Dr. James Nye gave a lecture on the Chelsea Clock House and the 18th century clockmaker, Edmund Howard, on Mon 18th February at 6.30 pm at Chelsea Old Town Hall. The full text of his lecture may be found at https://ahsoc.contentfiles.net/media/assets/file/Edmund_Howard_by_J_Nye_SF.pdf
This Victorian photograph of Chelsea Old Church shows its clock clearly, but Howard’s mechanism was removed and replaced after the WWII bombing, and was last seen in Dent’s workshop in 1957. Does anyone know where it is now? Another example of Howard’s work was removed from the stables at Finborough Hall in Suffolk – does anyone know what happened to it?
Dr James Nye, a historian and writer, spent a year piecing together the story of both clock and maker. The trail uncovered a remarkable manuscript autobiography of the clockmaker, Edmund Howard, who lived at the Clock House, next to the site of the Moravian Burial Ground at World’s End from the 1740s till his death in 1798. The building was demolished in the mid-19th century.
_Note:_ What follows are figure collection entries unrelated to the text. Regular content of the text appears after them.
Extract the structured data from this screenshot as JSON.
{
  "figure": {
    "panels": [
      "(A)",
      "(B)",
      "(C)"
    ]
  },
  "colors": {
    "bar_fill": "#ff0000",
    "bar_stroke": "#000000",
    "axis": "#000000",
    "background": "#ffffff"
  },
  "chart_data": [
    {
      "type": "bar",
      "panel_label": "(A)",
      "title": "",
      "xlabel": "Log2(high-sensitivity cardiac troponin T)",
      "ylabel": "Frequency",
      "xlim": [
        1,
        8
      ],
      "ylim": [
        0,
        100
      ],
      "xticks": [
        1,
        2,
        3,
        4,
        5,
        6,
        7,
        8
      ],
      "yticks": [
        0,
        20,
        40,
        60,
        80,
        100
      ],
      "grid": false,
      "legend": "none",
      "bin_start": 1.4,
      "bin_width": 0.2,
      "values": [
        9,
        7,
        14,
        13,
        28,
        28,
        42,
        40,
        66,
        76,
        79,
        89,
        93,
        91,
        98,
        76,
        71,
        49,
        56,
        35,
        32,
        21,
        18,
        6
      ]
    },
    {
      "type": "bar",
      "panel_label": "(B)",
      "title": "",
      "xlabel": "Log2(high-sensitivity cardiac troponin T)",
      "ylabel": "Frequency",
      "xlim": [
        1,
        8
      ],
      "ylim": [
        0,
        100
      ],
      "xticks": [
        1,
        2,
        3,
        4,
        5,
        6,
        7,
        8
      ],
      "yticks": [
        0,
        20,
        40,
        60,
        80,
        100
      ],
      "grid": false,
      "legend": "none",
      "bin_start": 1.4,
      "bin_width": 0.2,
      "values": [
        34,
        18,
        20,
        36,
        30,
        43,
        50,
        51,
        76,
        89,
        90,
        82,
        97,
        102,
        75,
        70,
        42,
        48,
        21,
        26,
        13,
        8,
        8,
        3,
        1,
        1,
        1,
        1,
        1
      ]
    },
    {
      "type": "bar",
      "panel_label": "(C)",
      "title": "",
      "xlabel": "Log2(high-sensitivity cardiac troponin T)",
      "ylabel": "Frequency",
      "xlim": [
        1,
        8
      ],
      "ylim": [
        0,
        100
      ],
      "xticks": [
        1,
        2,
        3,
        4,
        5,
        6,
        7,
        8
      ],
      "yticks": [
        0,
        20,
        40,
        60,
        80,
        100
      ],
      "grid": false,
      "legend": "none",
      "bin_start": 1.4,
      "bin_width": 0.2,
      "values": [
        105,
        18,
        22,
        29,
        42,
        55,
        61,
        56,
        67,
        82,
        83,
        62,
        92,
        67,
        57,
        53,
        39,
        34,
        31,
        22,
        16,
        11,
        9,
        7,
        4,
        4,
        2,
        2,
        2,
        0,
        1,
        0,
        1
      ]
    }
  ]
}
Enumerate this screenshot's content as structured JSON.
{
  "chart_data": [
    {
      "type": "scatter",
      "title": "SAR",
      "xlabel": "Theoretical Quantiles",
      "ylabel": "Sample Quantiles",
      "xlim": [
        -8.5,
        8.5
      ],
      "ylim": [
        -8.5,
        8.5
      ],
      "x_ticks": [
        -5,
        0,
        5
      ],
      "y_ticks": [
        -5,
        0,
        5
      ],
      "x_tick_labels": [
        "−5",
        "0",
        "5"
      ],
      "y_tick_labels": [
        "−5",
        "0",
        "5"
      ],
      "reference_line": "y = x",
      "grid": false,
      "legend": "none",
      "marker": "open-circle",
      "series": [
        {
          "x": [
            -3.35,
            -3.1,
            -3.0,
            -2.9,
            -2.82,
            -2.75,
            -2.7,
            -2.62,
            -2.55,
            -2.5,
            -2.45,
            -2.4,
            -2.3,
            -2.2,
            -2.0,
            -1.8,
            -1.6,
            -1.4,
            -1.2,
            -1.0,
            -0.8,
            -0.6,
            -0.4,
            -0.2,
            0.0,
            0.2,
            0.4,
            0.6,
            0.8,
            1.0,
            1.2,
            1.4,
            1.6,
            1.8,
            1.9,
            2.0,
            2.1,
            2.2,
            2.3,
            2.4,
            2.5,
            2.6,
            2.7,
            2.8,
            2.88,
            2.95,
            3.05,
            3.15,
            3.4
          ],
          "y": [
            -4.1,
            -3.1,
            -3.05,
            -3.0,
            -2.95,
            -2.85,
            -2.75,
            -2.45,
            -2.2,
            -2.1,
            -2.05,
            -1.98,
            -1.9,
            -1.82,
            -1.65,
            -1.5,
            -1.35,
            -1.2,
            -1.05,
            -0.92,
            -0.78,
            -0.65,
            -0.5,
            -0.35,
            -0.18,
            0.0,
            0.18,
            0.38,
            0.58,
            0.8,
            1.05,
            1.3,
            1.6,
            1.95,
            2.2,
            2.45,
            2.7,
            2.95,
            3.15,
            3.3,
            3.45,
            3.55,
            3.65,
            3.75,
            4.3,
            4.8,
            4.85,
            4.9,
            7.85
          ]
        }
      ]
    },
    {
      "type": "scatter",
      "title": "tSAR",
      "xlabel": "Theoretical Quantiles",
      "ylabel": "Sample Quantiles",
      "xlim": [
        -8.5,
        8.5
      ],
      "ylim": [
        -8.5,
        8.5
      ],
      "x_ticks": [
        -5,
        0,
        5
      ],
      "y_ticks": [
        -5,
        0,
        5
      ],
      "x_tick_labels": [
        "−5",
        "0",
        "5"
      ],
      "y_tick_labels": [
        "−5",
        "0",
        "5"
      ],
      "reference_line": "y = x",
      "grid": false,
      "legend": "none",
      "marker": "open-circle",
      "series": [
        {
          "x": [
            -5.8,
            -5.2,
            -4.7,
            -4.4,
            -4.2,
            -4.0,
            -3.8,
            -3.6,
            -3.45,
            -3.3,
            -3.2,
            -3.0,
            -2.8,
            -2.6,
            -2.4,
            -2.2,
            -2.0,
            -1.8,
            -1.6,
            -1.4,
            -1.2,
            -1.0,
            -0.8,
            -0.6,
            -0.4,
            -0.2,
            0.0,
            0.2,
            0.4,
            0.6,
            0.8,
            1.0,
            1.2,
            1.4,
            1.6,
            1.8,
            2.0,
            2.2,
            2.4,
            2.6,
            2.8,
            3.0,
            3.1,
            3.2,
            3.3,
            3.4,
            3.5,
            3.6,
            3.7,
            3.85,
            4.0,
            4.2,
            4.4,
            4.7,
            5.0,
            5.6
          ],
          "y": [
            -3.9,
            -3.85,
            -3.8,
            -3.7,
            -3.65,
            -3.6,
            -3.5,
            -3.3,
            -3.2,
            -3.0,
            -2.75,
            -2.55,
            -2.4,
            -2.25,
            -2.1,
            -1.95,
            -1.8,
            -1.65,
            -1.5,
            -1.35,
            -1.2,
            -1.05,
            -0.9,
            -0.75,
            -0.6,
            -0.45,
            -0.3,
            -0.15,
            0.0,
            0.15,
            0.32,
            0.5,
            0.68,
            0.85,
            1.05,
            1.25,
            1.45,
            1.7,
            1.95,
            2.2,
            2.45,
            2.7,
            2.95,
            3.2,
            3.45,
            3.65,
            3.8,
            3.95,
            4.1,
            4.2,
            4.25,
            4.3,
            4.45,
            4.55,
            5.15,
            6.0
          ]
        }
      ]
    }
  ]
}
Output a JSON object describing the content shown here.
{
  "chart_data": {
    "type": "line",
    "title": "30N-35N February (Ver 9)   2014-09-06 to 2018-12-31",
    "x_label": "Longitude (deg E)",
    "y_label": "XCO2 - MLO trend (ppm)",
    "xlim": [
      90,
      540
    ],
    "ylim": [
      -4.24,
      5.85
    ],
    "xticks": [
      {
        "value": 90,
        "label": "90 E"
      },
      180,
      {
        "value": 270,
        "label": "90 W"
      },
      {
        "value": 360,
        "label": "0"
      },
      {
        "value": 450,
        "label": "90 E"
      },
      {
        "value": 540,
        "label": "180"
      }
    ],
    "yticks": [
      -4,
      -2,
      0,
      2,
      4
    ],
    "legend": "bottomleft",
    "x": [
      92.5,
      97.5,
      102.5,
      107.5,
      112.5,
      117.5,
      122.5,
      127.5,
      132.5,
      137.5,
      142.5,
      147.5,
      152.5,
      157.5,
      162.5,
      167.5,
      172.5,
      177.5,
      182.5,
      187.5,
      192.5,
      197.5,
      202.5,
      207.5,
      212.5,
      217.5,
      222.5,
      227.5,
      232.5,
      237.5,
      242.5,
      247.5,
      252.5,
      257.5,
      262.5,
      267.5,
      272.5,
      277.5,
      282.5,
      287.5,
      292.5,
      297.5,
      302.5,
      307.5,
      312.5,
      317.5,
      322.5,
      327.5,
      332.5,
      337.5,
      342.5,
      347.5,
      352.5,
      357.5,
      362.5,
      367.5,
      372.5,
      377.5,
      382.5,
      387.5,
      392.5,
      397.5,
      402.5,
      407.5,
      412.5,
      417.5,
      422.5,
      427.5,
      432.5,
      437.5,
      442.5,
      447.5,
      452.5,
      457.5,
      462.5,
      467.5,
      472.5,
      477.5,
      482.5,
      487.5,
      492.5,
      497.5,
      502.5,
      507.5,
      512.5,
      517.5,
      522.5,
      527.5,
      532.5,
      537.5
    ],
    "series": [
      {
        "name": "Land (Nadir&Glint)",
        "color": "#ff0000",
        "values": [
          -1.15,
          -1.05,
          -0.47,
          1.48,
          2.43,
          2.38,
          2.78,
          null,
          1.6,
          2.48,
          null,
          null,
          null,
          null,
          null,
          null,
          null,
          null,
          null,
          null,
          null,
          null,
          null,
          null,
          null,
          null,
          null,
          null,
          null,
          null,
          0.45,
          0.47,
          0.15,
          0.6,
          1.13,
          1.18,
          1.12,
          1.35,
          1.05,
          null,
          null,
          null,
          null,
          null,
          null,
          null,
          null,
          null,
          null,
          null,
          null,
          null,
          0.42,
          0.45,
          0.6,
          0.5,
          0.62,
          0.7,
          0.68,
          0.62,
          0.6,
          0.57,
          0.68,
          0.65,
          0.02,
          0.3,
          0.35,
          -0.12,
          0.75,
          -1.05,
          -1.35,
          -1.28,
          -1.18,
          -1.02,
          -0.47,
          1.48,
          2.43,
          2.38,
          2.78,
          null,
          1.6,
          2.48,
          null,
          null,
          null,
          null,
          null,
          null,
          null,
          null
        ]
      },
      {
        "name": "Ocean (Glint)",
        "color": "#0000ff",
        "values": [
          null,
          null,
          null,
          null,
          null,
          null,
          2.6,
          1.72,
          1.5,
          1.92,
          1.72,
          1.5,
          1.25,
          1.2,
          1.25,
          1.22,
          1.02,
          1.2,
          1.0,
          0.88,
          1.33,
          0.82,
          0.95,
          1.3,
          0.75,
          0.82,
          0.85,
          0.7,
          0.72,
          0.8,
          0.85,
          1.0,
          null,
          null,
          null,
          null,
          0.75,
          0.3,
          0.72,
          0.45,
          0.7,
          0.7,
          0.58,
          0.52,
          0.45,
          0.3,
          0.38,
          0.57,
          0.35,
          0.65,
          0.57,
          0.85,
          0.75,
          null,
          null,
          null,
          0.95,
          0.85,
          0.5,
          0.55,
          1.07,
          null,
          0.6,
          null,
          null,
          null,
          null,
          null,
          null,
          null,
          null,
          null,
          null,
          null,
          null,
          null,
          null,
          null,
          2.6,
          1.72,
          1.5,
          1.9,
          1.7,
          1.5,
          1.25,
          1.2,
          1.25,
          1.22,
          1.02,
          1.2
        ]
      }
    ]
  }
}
The gateway to the right of the house is very likely where the gateway to the Moravian burial ground now stands.
Edmund Howard was a Quaker, who lived to a great age. The talk by Dr. Nye illuminated the life of Howard, and the clock he made for his local church in Chelsea, offering a rich account of eighteenth century life close to the King’s Road.